Petit was then made chief engineer of the ordnance train sent to assist the Earl of Peterborough in capturing Barcelona. Petit embarked from Gibraltar on 28 July 1705 on ships commanded by Sir Cloudesley Shovell and landed his troops at Barcelona on 22 August. The city surrendered on 4 October, mainly thanks to siege batteries set up by Petit. He improved the city's defences and was still there in April 1706 was it was surrounded by the Spanish by land and sea. He held out until the siege was raised on 8 May by Sir John Leake and his squadron. Petit was promoted colonel and took part in the battle of Almanza before preparing Tortosa for a siege, though he was unable to hold it against the Duke of Orleans and surrendered on 10 July 1708. He was quickly the subject of another prisoner exchange and became chief engineer to General Stanhope on the Minorca Expedition of August 1708, capturing Port Mahon and being appointed governor of its citadel and lieutenant-governor of the island. Apart from a brief spell back in Spain from 1709 to 1710, he then remained in Minorca until 1713.

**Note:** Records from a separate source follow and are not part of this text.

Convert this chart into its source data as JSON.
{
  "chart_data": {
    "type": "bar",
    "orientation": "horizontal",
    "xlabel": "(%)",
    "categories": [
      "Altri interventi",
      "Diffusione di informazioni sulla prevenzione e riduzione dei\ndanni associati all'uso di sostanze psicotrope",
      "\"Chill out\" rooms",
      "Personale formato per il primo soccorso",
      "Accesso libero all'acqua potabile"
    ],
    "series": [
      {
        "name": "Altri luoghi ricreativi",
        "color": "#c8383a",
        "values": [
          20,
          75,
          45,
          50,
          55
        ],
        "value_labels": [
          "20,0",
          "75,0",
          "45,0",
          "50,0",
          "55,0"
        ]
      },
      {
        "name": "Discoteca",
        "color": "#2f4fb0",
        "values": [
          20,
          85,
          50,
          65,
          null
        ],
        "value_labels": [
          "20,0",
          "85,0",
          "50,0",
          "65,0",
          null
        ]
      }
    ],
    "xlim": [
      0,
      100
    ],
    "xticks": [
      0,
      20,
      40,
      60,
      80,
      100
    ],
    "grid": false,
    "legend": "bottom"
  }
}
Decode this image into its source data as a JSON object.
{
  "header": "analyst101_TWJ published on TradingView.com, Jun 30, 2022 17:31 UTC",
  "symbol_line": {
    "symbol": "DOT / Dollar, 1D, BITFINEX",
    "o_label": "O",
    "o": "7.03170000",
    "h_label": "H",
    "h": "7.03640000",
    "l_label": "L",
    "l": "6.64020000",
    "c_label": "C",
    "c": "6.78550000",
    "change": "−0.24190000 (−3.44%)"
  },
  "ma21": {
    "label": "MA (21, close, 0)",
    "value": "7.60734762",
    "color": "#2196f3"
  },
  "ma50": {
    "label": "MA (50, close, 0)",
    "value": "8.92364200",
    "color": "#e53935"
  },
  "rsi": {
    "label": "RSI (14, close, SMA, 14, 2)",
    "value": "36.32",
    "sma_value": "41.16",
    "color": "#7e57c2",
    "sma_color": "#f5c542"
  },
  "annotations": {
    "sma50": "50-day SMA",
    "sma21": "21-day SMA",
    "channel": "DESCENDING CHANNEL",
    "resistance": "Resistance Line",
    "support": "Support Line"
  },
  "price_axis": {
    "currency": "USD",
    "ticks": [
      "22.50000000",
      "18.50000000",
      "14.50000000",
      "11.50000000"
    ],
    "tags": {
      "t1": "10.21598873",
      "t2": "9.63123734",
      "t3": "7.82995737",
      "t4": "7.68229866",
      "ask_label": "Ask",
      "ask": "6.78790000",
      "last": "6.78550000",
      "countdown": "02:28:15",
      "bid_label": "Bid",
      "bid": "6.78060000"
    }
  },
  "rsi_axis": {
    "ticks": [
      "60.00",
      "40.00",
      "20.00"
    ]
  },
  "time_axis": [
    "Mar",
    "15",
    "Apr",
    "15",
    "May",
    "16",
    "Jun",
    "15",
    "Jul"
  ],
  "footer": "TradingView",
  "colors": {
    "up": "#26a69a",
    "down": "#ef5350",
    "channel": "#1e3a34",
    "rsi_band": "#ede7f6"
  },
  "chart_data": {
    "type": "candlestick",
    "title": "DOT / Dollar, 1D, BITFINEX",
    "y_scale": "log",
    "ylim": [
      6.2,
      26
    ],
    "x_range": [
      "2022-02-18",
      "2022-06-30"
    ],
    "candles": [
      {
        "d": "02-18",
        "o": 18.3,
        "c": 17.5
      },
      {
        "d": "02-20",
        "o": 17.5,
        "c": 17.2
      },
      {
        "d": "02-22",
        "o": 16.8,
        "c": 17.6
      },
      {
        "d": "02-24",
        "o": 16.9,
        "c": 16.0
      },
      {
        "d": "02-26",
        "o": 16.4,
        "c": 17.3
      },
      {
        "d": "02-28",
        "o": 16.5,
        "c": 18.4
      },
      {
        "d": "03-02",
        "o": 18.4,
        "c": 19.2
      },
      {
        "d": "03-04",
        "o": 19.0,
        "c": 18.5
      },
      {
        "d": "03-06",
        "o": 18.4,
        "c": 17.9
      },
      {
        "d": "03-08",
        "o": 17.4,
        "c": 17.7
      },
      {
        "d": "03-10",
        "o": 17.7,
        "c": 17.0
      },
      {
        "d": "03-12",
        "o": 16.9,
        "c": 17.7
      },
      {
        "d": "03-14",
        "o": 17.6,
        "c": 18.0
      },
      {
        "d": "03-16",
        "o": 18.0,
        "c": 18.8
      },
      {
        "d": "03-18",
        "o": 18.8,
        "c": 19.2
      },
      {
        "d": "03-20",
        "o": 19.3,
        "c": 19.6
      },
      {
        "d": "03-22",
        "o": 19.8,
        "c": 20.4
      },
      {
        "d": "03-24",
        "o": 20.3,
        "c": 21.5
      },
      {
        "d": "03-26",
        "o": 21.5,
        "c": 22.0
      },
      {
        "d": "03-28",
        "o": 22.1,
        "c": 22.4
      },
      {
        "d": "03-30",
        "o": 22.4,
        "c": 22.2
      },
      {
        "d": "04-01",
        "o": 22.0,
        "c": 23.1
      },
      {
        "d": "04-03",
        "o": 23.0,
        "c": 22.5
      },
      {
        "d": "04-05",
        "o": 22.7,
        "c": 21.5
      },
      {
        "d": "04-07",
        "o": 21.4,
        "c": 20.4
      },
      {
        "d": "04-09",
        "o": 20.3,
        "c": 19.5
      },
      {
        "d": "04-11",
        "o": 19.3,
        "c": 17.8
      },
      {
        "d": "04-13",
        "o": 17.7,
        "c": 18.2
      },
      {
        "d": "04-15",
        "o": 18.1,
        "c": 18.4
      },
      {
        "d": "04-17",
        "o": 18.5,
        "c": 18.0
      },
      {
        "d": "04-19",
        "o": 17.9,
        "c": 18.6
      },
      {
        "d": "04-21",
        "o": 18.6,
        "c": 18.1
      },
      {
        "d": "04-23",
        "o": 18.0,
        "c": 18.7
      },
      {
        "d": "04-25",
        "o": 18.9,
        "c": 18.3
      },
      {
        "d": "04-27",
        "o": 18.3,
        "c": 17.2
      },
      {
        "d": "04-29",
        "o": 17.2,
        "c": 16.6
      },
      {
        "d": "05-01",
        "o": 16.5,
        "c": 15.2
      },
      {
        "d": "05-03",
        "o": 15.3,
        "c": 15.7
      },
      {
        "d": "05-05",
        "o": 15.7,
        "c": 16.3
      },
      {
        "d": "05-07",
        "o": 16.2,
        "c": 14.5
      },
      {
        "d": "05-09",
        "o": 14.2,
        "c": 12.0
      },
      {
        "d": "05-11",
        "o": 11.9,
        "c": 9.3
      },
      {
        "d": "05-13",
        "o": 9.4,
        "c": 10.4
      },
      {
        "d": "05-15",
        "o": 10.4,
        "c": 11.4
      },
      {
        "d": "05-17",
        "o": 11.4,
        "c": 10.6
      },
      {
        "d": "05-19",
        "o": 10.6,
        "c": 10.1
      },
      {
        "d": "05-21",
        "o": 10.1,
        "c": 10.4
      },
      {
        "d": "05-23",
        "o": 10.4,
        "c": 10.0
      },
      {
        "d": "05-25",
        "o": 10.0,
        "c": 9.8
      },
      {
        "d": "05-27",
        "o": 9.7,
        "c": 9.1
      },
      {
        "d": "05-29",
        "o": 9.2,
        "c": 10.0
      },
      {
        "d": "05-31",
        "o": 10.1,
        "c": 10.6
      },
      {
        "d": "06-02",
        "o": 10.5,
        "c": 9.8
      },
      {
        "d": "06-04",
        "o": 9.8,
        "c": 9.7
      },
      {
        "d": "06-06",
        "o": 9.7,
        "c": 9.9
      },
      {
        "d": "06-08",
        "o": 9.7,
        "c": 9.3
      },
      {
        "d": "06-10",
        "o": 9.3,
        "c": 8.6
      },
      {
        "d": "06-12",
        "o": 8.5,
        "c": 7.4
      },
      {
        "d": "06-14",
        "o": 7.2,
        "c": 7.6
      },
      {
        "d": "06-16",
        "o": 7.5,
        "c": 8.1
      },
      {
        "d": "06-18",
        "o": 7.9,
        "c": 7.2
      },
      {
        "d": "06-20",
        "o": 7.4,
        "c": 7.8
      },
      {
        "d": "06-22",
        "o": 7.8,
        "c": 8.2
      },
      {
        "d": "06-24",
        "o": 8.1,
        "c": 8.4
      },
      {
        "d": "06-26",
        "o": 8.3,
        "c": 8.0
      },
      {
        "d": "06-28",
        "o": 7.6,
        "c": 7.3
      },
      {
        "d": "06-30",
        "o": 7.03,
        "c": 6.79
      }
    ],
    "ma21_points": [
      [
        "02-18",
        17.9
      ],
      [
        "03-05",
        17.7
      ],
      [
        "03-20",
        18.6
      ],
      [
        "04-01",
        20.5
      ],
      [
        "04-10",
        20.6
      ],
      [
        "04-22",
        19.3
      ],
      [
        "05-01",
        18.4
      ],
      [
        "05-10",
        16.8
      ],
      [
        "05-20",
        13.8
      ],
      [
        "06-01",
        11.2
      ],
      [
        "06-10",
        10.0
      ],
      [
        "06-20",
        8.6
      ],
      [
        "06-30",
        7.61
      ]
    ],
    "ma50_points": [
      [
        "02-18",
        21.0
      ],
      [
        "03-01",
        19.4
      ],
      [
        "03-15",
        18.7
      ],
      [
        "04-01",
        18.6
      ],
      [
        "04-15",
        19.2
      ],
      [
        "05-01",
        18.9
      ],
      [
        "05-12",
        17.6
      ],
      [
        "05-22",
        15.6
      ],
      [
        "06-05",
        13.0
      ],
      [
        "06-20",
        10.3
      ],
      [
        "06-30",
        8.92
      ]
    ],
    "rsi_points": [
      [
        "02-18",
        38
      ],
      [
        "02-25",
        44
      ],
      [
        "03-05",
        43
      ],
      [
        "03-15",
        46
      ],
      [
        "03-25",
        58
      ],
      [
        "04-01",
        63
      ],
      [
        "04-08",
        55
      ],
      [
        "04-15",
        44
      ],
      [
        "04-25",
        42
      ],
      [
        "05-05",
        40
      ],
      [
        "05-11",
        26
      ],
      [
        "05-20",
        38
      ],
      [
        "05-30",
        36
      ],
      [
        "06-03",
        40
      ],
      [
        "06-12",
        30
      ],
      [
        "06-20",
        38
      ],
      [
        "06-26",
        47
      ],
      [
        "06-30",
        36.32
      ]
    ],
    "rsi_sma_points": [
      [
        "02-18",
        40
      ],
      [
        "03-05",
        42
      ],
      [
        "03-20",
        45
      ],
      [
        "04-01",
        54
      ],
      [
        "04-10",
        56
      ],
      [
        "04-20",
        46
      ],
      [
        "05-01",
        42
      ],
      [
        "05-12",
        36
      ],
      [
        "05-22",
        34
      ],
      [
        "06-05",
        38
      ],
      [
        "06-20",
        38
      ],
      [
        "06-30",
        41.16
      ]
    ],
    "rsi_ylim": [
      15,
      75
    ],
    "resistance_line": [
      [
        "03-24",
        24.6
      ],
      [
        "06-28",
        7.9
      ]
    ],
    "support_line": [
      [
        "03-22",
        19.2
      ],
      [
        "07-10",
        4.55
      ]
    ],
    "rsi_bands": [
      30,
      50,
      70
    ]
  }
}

When peace came he was put in charge of a home establishment of engineers and then in September 1714 assigned to Scotland to assist General Maitland against a threatened rising by the Highland Clans. He also ordered to report on the works at Fort William, Dumbarton and other fortifications in western Scotland. He went by land but the train under his command could not get out of the Thames Estuary due to an adverse wind. Petit was thus ordered to improvise a train from the gunners and cannon already in Stirling Castle, Edinburgh Castle and Berwick-upon-Tweed. The rebellion was soon suppressed and Petit marched to Fort William, where he surveyed the land at the head of Loch Ness for a fort. His final appointment was as chief engineer and commander in chief of the ordnance office at Port Mahon from 1716 to 1720, with his son captain Robert Petit des Etans a captain and engineer under him. He briefly returned to Britain in 1717, where he designed four barrack blocks in Scotland and finally went to Italy for his health in 1720 – he died and was buried in Naples. He was an ancestor of John Louis Petit.